___
Jarosław Płuciennik
22 maja 2017 roku Łódź gościła prof. Ritę Süssmuth. Była ona mówcą plenarnym konferencji na Uniwersytecie Łódzkim, wieczorem zaś gościła w Klubie Dyskusyjnym im. Wł. Bartoszewskiego. Oba wystąpienia były żywe i przyciągały uwagę.
Rita Süssmuth, ur. w 1937, jest zasłużoną niemiecką polityczką: między 1985–1988 była ministrem RFN, zaś od 1988 do 1998 przewodniczącą Bundestagu. To również uznana filantropka i doktor filozofii Uniwersytetu w Münster (1964). Pracowała także na uniwersytetach w Dortmundzie i Ruhry. Otrzymała doktorat honoris causa sześciu uniwersytetów na świecie, jest m.in. członkinią Europejskiej Rady Tolerancji i Pojednania. To również wielka Przyjaciółka Polski.
Pierwszy swój wykład poświęciła tolerancji w Europie,a w jego trakcie wiele było akcentów stricte politycznych i bieżących. Najważniejsze przesłanie dotyczyło konieczności mocnego zaangażowania społecznego każdego demokraty i Europejczyka.

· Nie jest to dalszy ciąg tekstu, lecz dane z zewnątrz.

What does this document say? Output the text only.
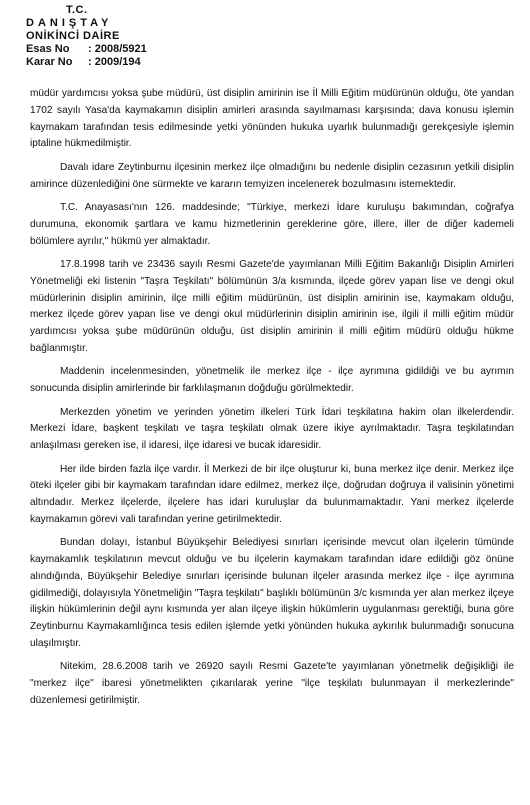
T.C.
DANIŞTAY
ONİKİNCİ DAİRE
Esas No	: 2008/5921
Karar No	: 2009/194

müdür yardımcısı yoksa şube müdürü, üst disiplin amirinin ise İl Milli Eğitim müdürünün olduğu, öte yandan 1702 sayılı Yasa'da kaymakamın disiplin amirleri arasında sayılmaması karşısında; dava konusu işlemin kaymakam tarafından tesis edilmesinde yetki yönünden hukuka uyarlık bulunmadığı gerekçesiyle işlemin iptaline hükmedilmiştir.

Davalı idare Zeytinburnu ilçesinin merkez ilçe olmadığını bu nedenle disiplin cezasının yetkili disiplin amirince düzenlediğini öne sürmekte ve kararın temyizen incelenerek bozulmasını istemektedir.

T.C. Anayasası'nın 126. maddesinde; "Türkiye, merkezi İdare kuruluşu bakımından, coğrafya durumuna, ekonomik şartlara ve kamu hizmetlerinin gereklerine göre, illere, iller de diğer kademeli bölümlere ayrılır," hükmü yer almaktadır.

17.8.1998 tarih ve 23436 sayılı Resmi Gazete'de yayımlanan Milli Eğitim Bakanlığı Disiplin Amirleri Yönetmeliği eki listenin "Taşra Teşkilatı" bölümünün 3/a kısmında, ilçede görev yapan lise ve dengi okul müdürlerinin disiplin amirinin, ilçe milli eğitim müdürünün, üst disiplin amirinin ise, kaymakam olduğu, merkez ilçede görev yapan lise ve dengi okul müdürlerinin disiplin amirinin ise, ilgili il milli eğitim müdür yardımcısı yoksa şube müdürünün olduğu, üst disiplin amirinin il milli eğitim müdürü olduğu hükme bağlanmıştır.

Maddenin incelenmesinden, yönetmelik ile merkez ilçe - ilçe ayrımına gidildiği ve bu ayrımın sonucunda disiplin amirlerinde bir farklılaşmanın doğduğu görülmektedir.

Merkezden yönetim ve yerinden yönetim ilkeleri Türk İdari teşkilatına hakim olan ilkelerdendir. Merkezi İdare, başkent teşkilatı ve taşra teşkilatı olmak üzere ikiye ayrılmaktadır. Taşra teşkilatından anlaşılması gereken ise, il idaresi, ilçe idaresi ve bucak idaresidir.

Her ilde birden fazla ilçe vardır. İl Merkezi de bir ilçe oluşturur ki, buna merkez ilçe denir. Merkez ilçe öteki ilçeler gibi bir kaymakam tarafından idare edilmez, merkez ilçe, doğrudan doğruya il valisinin yönetimi altındadır. Merkez ilçelerde, ilçelere has idari kuruluşlar da bulunmamaktadır. Yani merkez ilçelerde kaymakamın görevi vali tarafından yerine getirilmektedir.

Bundan dolayı, İstanbul Büyükşehir Belediyesi sınırları içerisinde mevcut olan ilçelerin tümünde kaymakamlık teşkilatının mevcut olduğu ve bu ilçelerin kaymakam tarafından idare edildiği göz önüne alındığında, Büyükşehir Belediye sınırları içerisinde bulunan ilçeler arasında merkez ilçe - ilçe ayrımına gidilmediği, dolayısıyla Yönetmeliğin "Taşra teşkilatı" başlıklı bölümünün 3/c kısmında yer alan merkez ilçeye ilişkin hükümlerinin değil aynı kısmında yer alan ilçeye ilişkin hükümlerin uygulanması gerektiği, buna göre Zeytinburnu Kaymakamlığınca tesis edilen işlemde yetki yönünden hukuka aykırılık bulunmadığı sonucuna ulaşılmıştır.

Nitekim, 28.6.2008 tarih ve 26920 sayılı Resmi Gazete'te yayımlanan yönetmelik değişikliği ile "merkez ilçe" ibaresi yönetmelikten çıkarılarak yerine "ilçe teşkilatı bulunmayan il merkezlerinde" düzenlemesi getirilmiştir.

Drugi wykład miał charakter bardziej otwarty na bieżącą politykę, jednak Rita Süssmuth nigdy nie zaprzeczyła swojej misji jednania narodów i szerzenia idei tolerancji dla wielości kultur i różnorodności. Wspominała zarówno o swojej pracy na rzecz równouprawnienia kobiet, jak i o Władysławie Bartoszewskim i jego roli w dziele pojednania między narodami w Europie. Podkreślała jego autentyczność, bezceremonialność, bycie sobą i determinację. Zachęcała, by naśladować go w walce o demokrację. Profesor Süssmuth dawała słuchaczom nadzieję, co wyraźnie można było odczuć, kiedy dostawała spontaniczne brawa w odpowiedzi na trafne sformułowania i deklaracje. Mocno wybrzmiały nawoływania do nieustających wysiłków na rzecz przekonywania nawet zatwardziałych przeciwników oraz do solidarności w obliczu narastających nierówności społecznych. Według Rity Süssmuth kult sukcesu ostatnich lat przyćmiewał narastające problemy w Europie. Sukcesów nie można pomijać, jednak nie można też być ślepym na nierówności i zło.
Rita Süssmuth jest kobietą o niespożytej energii, ciągle może być budowniczym mostów, jest wyważona, umiarkowana i mądra po prostu.
Nie ustawajmy w robieniu swojego, a to nie zawsze oznacza marsze. Jednak i te od czasu do czasu są ważne.